Essay: Hitlers Bühnen. Eine visuelle Geschichte der Selbstinszenierung

Geschichte in Bildern

Herantasten an die Pose – Hitler in frühen Fotografien, 1924-1930

Die Professionalisierung der Bildregie – Hitler in Fotografien von 1930-1933

Das gefestigte Bild des Diktators – Hitler in Fotografien von 1933-1945

Hilter als "Gröfaz" – Größter Feldher aller Zeiten, 1939-1945

Bildnachweise

Essay: Hitlers Bühnen. Eine visuelle Geschichte der Selbstinszenierung

Hitler war vielleicht der erste Popstar der Geschichte. Er wurde verehrt, quasi-religiös überhöht, von den meisten Eliten unterschätzt – und am Ende legte er die halbe Welt in Schutt und Asche. Dennoch: Eine solche Person, zu der wir mittlerweile einige Jahrzehnte Distanz aufgebaut haben, strahlt schon lange nicht mehr diese übermenschliche Kraft aus, wie sie Zeitgenossen wahrgenommen haben wollen. Zu Beginn des 21. Jahrhunderts wirkt diese Figur zunehmend entrückt. Die Verbrechen der Nationalsozialisten geraten in Vergessenheit, neue Despoten halten die heutige Welt in Atem und vor allem wirken die Bilder der 1920er- bis 1940er-Jahre auf uns heute nicht mehr in der Weise wie früher. Hitler als Diktator, der verantwortlich für einen unsäglichen Krieg und die Vergasung von Millionen von Menschen ist, verblasst, verliert seinen Schrecken. Auf Fotografien wirkt er heute auf uns zuweilen marionettenhaftlächerlich. Wie eine Schießbudenfigur steht er vor dem Fotoapparat stramm, um ernsten Gesichtsausdruck und imposante Haltung bemüht.

Hitlers Aura war offensichtlich zeitbedingt. Dennoch lassen die hier zusammengetragenen Fotografien aus den Jahren 1924 bis 1945 nachvollziehen, was diese Aura ausgemacht haben kann. Die Fotografien sollen den Blick schärfen für die frühen Formen der Selbstinszenierung durch visuelle Medien, von denen Hitler ausgiebig Gebrauch machte und sich damit geradezu zu einer Marke entwickelte, die große Emotionen auslöste. Die Abbildungen von Hitler sind keine Schnappschüsse, schon gar nicht dokumentarisch im Sinne einer offensiven Annäherung. Es sind arrangierte Bilder, ausgewählt für die Medien, bewusst platziert und verbreitet. Auch das hatte viel zu tun mit der Art und Weise, wie man in den 1920er-Jahren begann, Produkte zu vermarkten.

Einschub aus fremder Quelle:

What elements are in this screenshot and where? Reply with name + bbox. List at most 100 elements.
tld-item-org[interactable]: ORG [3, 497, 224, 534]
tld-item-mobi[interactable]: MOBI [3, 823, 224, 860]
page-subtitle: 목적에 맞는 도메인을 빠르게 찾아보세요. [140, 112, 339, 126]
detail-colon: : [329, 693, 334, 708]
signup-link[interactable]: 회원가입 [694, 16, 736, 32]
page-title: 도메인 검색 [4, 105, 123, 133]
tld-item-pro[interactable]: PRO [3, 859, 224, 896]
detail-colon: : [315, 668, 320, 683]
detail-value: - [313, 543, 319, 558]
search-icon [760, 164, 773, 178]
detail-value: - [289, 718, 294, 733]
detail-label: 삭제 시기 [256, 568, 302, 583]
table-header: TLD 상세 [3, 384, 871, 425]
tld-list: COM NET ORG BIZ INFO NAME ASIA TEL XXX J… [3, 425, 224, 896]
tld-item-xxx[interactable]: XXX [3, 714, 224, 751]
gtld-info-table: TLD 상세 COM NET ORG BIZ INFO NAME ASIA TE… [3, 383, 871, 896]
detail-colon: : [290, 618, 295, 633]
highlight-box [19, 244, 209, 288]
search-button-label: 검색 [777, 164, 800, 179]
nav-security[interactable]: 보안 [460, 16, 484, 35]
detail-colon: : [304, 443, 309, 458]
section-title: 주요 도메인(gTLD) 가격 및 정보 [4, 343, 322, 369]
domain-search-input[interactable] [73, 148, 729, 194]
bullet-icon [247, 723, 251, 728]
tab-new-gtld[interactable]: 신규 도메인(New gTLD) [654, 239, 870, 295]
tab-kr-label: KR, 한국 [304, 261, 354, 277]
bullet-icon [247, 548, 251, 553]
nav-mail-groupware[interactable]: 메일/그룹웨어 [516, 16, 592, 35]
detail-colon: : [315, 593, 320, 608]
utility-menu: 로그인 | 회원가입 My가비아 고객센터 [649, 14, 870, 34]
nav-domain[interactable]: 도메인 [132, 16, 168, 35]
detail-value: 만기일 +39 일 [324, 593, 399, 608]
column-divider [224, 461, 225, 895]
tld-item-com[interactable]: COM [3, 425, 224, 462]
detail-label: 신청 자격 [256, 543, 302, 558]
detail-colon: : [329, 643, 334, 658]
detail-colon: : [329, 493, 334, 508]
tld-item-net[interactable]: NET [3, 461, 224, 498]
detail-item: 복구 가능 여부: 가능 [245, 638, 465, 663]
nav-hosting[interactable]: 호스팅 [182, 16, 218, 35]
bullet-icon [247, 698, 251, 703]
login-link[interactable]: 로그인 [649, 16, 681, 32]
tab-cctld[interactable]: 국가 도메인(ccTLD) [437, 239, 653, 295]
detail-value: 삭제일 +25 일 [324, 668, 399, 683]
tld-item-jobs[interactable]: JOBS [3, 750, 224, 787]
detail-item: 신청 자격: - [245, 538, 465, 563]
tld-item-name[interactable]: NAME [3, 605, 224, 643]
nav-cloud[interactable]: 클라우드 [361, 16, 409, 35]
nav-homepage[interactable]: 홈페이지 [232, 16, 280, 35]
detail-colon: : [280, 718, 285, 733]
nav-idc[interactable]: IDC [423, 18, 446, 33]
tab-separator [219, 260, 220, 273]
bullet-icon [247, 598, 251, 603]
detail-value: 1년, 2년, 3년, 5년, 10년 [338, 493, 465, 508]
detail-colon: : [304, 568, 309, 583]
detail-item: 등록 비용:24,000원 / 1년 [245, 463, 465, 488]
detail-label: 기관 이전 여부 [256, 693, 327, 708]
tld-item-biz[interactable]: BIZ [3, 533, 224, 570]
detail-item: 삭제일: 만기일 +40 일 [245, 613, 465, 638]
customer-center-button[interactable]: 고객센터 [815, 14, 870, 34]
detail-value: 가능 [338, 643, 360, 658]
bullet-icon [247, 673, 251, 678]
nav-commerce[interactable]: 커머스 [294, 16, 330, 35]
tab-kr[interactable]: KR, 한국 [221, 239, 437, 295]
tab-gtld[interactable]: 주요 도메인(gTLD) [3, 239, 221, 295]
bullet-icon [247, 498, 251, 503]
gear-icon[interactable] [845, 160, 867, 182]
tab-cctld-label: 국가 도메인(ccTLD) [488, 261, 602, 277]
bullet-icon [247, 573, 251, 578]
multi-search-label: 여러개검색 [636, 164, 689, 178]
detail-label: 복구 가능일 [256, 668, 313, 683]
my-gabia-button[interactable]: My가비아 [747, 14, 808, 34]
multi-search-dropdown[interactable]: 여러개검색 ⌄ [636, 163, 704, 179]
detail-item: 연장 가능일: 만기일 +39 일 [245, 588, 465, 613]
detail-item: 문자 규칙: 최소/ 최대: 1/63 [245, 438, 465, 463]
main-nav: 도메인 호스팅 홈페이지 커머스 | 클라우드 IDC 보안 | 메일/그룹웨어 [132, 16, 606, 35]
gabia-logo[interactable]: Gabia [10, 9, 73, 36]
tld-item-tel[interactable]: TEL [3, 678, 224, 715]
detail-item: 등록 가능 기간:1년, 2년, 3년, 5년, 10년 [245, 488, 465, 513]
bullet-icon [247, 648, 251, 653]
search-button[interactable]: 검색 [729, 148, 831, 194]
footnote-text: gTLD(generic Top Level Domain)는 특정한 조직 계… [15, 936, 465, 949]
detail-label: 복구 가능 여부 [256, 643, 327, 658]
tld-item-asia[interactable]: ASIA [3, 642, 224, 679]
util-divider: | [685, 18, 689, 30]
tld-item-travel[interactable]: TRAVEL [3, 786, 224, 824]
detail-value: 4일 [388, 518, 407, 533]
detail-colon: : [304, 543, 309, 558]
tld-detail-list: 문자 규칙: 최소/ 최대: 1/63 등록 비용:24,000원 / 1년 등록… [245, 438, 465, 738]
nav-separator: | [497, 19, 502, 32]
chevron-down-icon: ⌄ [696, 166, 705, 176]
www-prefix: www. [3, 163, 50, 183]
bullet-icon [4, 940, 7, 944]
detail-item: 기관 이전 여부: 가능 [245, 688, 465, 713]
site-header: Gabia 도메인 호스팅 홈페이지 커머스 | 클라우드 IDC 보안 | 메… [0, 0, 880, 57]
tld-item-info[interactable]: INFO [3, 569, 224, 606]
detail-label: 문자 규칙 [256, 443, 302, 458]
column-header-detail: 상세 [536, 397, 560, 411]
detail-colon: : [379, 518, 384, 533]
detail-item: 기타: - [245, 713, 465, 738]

Das Eindringen einer werblichen Logik in die Politik lässt sich auf plastische Art und Weise an den Repräsentationsformen Adolf Hitlers zeigen.(1) Die Demarkationslinien zwischen Hochkultur und Konsumkultur, zwischen Staatsrepräsentation und Warenanpreisung scheinen bei diesem Fallbeispiel zu verschwinden. Der Aufbau der „Marke Hitler“ und die werbliche Inszenierung in den visuellen Medien seiner Zeit zeigt, dass werbliche Kommunikation eine Vorbildfunktion einnahm, die in den 1920er Jahren bereits die politische Kommunikation zu beeinflussen begann. Wenn Hitler in „Mein Kampf“ z. B. anmerkte, dass politische Propaganda wie der Verkauf von Seife funktionieren müsse, sagt das einerseits bereits viel über seine Selbstdarstellung- und wahrnehmung aus - andererseits allerdings auch über die Ausstrahlung von Werbung und werblicher Rhetorik auf die Politik.(2) Die Analyse dieses Verhältnisses lässt aus einer weiteren Perspektive Aussagen über die politische Kultur in Deutschland, das Verhältnis von ökonomischem und politischem Denken und die Expansion ökonomischer Logik zu. Das werbliche Denken griff weit in den politischen Raum aus, was die Definitionsmacht der Wirtschaft und die Logik des Markts als sozial-relevante Kraft hervorhebt.(3) Gewissermaßen das Transportmittel waren die bedacht inszenierte Fotografie und die modernen Massenmedien, die die zeitgenössischen Bilder von Adolf Hitler als „Revolutionär der Geschichte“ tradierten.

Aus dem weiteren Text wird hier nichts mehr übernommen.